We recommend using at least three cameras to maximize the number of views in which each keypoint is unoccluded. Cameras should be positioned at relatively orthogonal angles to one another so that each view provides complementary information.

Camera calibration (optional)

Camera calibration determines the intrinsic parameters of each camera (focal length, principal point, distortion coefficients) and the extrinsic parameters that describe how the cameras are positioned and oriented relative to each other. Together, these parameters make it possible to map 2D pixel coordinates in any view to a shared 3D world coordinate system.

We recommend using the Anipose package for calibration. If you use a different calibration tool, you will need to convert your files into the expected format.

How Lightning Pose uses calibration:

3D data augmentation: calibration parameters allow geometrically consistent augmentation across views during training (see 3D augmentations and loss for details).
3D reprojection loss: calibration enables a training loss that penalizes geometrically inconsistent 2D predictions across views.

Note

Camera calibration is not required to train a multi-view Lightning Pose model. However, calibration is required to obtain 3D coordinates unified across cameras (see 3D inference below).

Data organization

Using the App

Create a multi-view project by following the Create your first project guide. The App will store your data in the correct format automatically.

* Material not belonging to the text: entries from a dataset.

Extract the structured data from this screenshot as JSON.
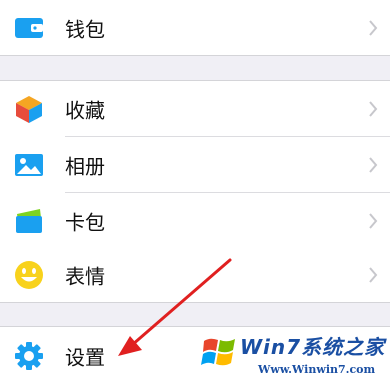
{
  "menu": {
    "wallet": {
      "label": "钱包",
      "icon": "wallet-icon"
    },
    "favorites": {
      "label": "收藏",
      "icon": "favorites-cube-icon"
    },
    "album": {
      "label": "相册",
      "icon": "album-picture-icon"
    },
    "card_package": {
      "label": "卡包",
      "icon": "card-package-icon"
    },
    "stickers": {
      "label": "表情",
      "icon": "smiley-icon"
    },
    "settings": {
      "label": "设置",
      "icon": "gear-icon"
    }
  },
  "watermark": {
    "title": "Win7系统之家",
    "url": "Www.Winwin7.com"
  },
  "colors": {
    "accent_blue": "#1aa0f0",
    "arrow_red": "#e02020",
    "background": "#f0eff5"
  }
}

Without the App (or converting from another format)

See the multi-view directory structure reference for the expected layout.

Important for all users

Calibration files must be saved manually in the correct location, regardless of whether you use the App. See the calibration file format reference for the required location and format.

Data annotation

The App provides a multi-view annotation tool that lets you label a keypoint in two views and then uses the calibration information to automatically project those labels into the remaining views. In general, we recommend keeping the automatically projected label in each view even when the body part is occluded; doing so helps the 3D data augmentation and reprojection loss learn the geometric structure of the scene.

Multi-view annotation is time-consuming even with this assistance. We recommend the following workflow:

Label approximately 100 frames across as many individuals as possible.
Train an initial model.
Run inference on videos from new individuals (preferred) or new sessions from the same individuals to surface difficult frames.
Use the Viewer tab to identify those difficult frames and add them to your labeled set.

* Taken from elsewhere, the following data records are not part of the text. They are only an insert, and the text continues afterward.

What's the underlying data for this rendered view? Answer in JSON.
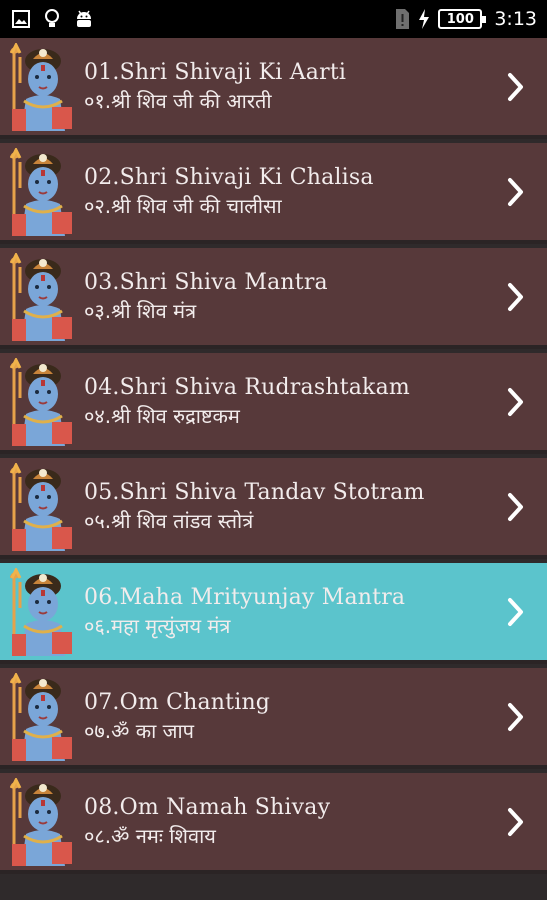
{
  "status_bar": {
    "battery": "100",
    "time": "3:13",
    "left_icons": [
      "image-icon",
      "lightbulb-icon",
      "android-icon"
    ],
    "right_icons": [
      "sim-alert-icon",
      "charging-icon",
      "battery-icon"
    ]
  },
  "colors": {
    "row_bg": "#57393a",
    "row_active_bg": "#5bc4cc",
    "separator": "#2b2425",
    "text": "#f2ecec"
  },
  "items": [
    {
      "title": "01.Shri Shivaji Ki Aarti",
      "subtitle": "०१.श्री शिव जी की आरती",
      "icon": "shiva-icon",
      "active": false
    },
    {
      "title": "02.Shri Shivaji Ki Chalisa",
      "subtitle": "०२.श्री शिव जी की चालीसा",
      "icon": "shiva-icon",
      "active": false
    },
    {
      "title": "03.Shri Shiva Mantra",
      "subtitle": "०३.श्री शिव मंत्र",
      "icon": "shiva-icon",
      "active": false
    },
    {
      "title": "04.Shri Shiva Rudrashtakam",
      "subtitle": "०४.श्री शिव रुद्राष्टकम",
      "icon": "shiva-icon",
      "active": false
    },
    {
      "title": "05.Shri Shiva Tandav Stotram",
      "subtitle": "०५.श्री शिव तांडव स्तोत्रं",
      "icon": "shiva-icon",
      "active": false
    },
    {
      "title": "06.Maha Mrityunjay Mantra",
      "subtitle": "०६.महा मृत्युंजय मंत्र",
      "icon": "shiva-icon",
      "active": true
    },
    {
      "title": "07.Om Chanting",
      "subtitle": "०७.ॐ का जाप",
      "icon": "shiva-icon",
      "active": false
    },
    {
      "title": "08.Om Namah Shivay",
      "subtitle": "०८.ॐ नमः शिवाय",
      "icon": "shiva-icon",
      "active": false
    }
  ]
}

In general, labeling a smaller number of frames from a larger number of individuals leads to better generalization. For example, if your labeling budget is 200 frames, labeling 20 frames from 10 separate individuals is preferable to labeling 200 frames from a single individual.

Model training

Model training in the App is straightforward; see the Create your first project guide for a walkthrough.

For training via the CLI, see:

Training and inference (multi-view) — general training procedure for multi-view setups.
Patch masking and 3D loss — multi-view specific training features including patch masking and the 3D reprojection loss.

Model inference

Inference in the App follows the same workflow as for single-view projects.

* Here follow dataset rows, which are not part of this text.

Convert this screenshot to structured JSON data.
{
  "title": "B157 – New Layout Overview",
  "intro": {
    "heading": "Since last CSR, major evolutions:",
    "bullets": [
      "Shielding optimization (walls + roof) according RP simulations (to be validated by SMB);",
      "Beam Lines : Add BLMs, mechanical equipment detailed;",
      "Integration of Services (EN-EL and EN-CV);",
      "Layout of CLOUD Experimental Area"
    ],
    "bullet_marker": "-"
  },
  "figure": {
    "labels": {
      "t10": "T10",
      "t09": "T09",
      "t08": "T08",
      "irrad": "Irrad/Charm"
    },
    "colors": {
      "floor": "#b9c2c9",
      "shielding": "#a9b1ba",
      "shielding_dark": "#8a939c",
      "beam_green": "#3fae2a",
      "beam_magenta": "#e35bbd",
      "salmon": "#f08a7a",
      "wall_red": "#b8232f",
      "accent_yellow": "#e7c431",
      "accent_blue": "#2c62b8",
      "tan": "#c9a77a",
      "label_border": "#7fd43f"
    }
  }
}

For inference via the CLI, see:

Training and inference (multi-view) — covers the multi-view inference procedure and expected file layout.

3D inference

Note

Camera calibration information is required for 3D inference.

Once per-view 2D predictions are available, 3D coordinates can be reconstructed across cameras. We recommend the Ensemble Kalman Smoother (EKS) tool for this step (paper). EKS can operate on predictions from a single model or from an ensemble of models; ensembling improves accuracy and provides better-calibrated uncertainty estimates than the likelihood outputs of any single network.

Installation

git clone https://github.com/paninski-lab/eks
cd eks
pip install -e .

Alternatively, install from PyPI (no bundled example data):

pip install ensemble-kalman-smoother

Workflow

The recommended workflow is:

Train several Lightning Pose models with different random seeds (3+ recommended).
Run litpose predict with each model to produce per-view CSV files.
Organise the CSVs into a directory following the layout described below.
Run EKS to produce smoothed, ensembled predictions (and optionally 3D coordinates).

Input file layout

EKS expects Lightning Pose / DLC-format CSVs (three-row header: scorer, bodyparts, coords). For multi-camera setups with one CSV per view per seed, place all files in a single directory and include the camera name as a substring of each filename:

input_dir/
  session_Cam-A_rng=0.csv
  session_Cam-A_rng=1.csv
  session_Cam-A_rng=2.csv
  session_Cam-B_rng=0.csv
  session_Cam-B_rng=1.csv
  session_Cam-B_rng=2.csv
  calibration.toml          # Anipose-format calibration file

Note

Camera names must appear as substrings of the filenames, and no camera name may be a substring of another camera name.

Running EKS

For calibrated multi-camera data (nonlinear EKS with 3D triangulation):

eks multicam \
    --input-dir /path/to/input_dir \
    --camera-names Cam-A Cam-B \
    --calibration /path/to/input_dir/calibration.toml \
    --make-plot

For multi-camera data without calibration (linear EKS, smoothing only):

eks multicam \
    --input-dir /path/to/input_dir \
    --camera-names Cam-A Cam-B \
    --make-plot

See the EKS documentation for the full list of subcommands and options, including specialised workflows for mirrored multi-camera setups.